Veterans court first in Northeast Michigan

ATLANTA — A new court, the first in Northeast Michigan, established through the Montmorency County District Court is designed to help veterans who have been convicted of a crime.

The first session of court was on Aug. 3, 2016, and since then five participants have been selected to go through the program.

The selection process is not simple. After a veteran is charged with a crime, if they wish to go through the program they must have a preliminary screening with Chief Probation Officer Annette Porter and then a second screening with Veterans Justice Outreach Specialist Arthur Ohlrich.

If the two believe the person is eligible for the program the person must be approved with the Veterans Treatments Court consisting of nine individuals representing the various processes in the criminal justice system such as Sheriff Chad Brown, Prosecutor Vicki Kundinger and District Court Judge Ben Bolser.

Designed to serve veterans struggling with post traumatic stress disorder, traumatic brain injury, addiction and substance abuse, reintegrations issues or other mental health diagnoses by taking a unique approach.

Veterans from Alpena, Montmorency and other surrounding counties are eligible for the intense 18-month probationary period that has several difference for a normal criminal court.

The program has four missions for the veteran to complete including judicial boot camp, mission treatment, mission new beginning and mission pre-discharge and discharge. During these missions the veteran also must attend a monthly informal court hearing to update the court of their progress.

During this period the veteran is paired with a mentor. This mentor is another veteran who the court looks as similar as possible including branch served and when they served. Currently the court has five mentors but is always looking for interested veterans to help out.

Court Administrator Kristen Cheedie said the mentors benefit just as much as the participant during the process through the relationship established and lessoned learned.

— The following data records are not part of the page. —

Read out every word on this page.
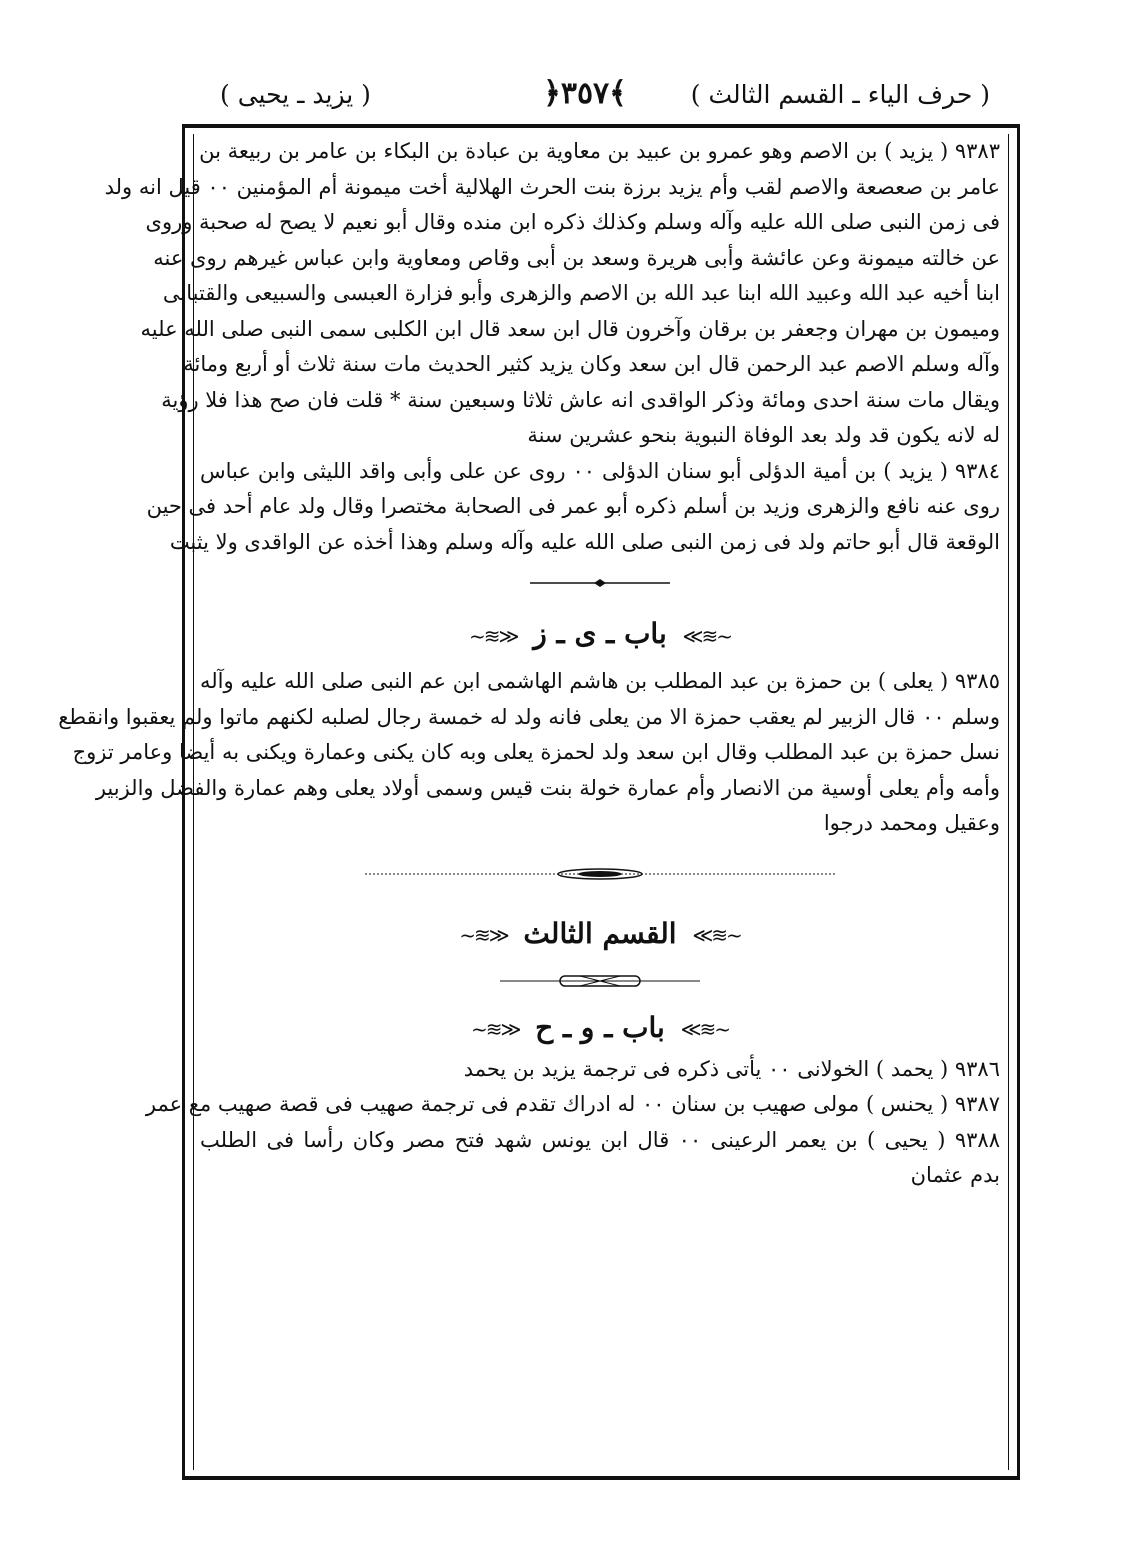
( حرف الياء ـ القسم الثالث )
﴿٣٥٧﴾
( يزيد ـ يحيى )
٩٣٨٣ ( يزيد ) بن الاصم وهو عمرو بن عبيد بن معاوية بن عبادة بن البكاء بن عامر بن ربيعة بن
عامر بن صعصعة والاصم لقب وأم يزيد برزة بنت الحرث الهلالية أخت ميمونة أم المؤمنين ٠٠ قيل انه ولد
فى زمن النبى صلى الله عليه وآله وسلم وكذلك ذكره ابن منده وقال أبو نعيم لا يصح له صحبة وروى
عن خالته ميمونة وعن عائشة وأبى هريرة وسعد بن أبى وقاص ومعاوية وابن عباس غيرهم روى عنه
ابنا أخيه عبد الله وعبيد الله ابنا عبد الله بن الاصم والزهرى وأبو فزارة العبسى والسبيعى والقتبانى
وميمون بن مهران وجعفر بن برقان وآخرون قال ابن سعد قال ابن الكلبى سمى النبى صلى الله عليه
وآله وسلم الاصم عبد الرحمن قال ابن سعد وكان يزيد كثير الحديث مات سنة ثلاث أو أربع ومائة
ويقال مات سنة احدى ومائة وذكر الواقدى انه عاش ثلاثا وسبعين سنة * قلت فان صح هذا فلا رؤية
له لانه يكون قد ولد بعد الوفاة النبوية بنحو عشرين سنة
٩٣٨٤ ( يزيد ) بن أمية الدؤلى أبو سنان الدؤلى ٠٠ روى عن على وأبى واقد الليثى وابن عباس
روى عنه نافع والزهرى وزيد بن أسلم ذكره أبو عمر فى الصحابة مختصرا وقال ولد عام أحد فى حين
الوقعة قال أبو حاتم ولد فى زمن النبى صلى الله عليه وآله وسلم وهذا أخذه عن الواقدى ولا يثبت
~≋≫ باب ـ ى ـ ز ≪≋~
٩٣٨٥ ( يعلى ) بن حمزة بن عبد المطلب بن هاشم الهاشمى ابن عم النبى صلى الله عليه وآله
وسلم ٠٠ قال الزبير لم يعقب حمزة الا من يعلى فانه ولد له خمسة رجال لصلبه لكنهم ماتوا ولم يعقبوا وانقطع
نسل حمزة بن عبد المطلب وقال ابن سعد ولد لحمزة يعلى وبه كان يكنى وعمارة ويكنى به أيضا وعامر تزوج
وأمه وأم يعلى أوسية من الانصار وأم عمارة خولة بنت قيس وسمى أولاد يعلى وهم عمارة والفضل والزبير
وعقيل ومحمد درجوا
~≋≫ القسم الثالث ≪≋~
~≋≫ باب ـ و ـ ح ≪≋~
٩٣٨٦ ( يحمد ) الخولانى ٠٠ يأتى ذكره فى ترجمة يزيد بن يحمد
٩٣٨٧ ( يحنس ) مولى صهيب بن سنان ٠٠ له ادراك تقدم فى ترجمة صهيب فى قصة صهيب مع عمر
٩٣٨٨ ( يحيى ) بن يعمر الرعينى ٠٠ قال ابن يونس شهد فتح مصر وكان رأسا فى الطلب
بدم عثمان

Bolser, the court’s judge, said the five participants are working their way through the probationary process and so far no one has failed.

“These participants are coming to use with substantial issues whether it would be drug abuse, alcohol abuse or mental health issues and so far we’ve pointed them in the right direction,” he said.

The first veterans treatment court was established in Buffalo, N.Y., in 2008 and has since spread throughout the country. Now Michigan leads the nation with 25 established veteran courts and Montmorency’s court is the first one for Northeast Michigan.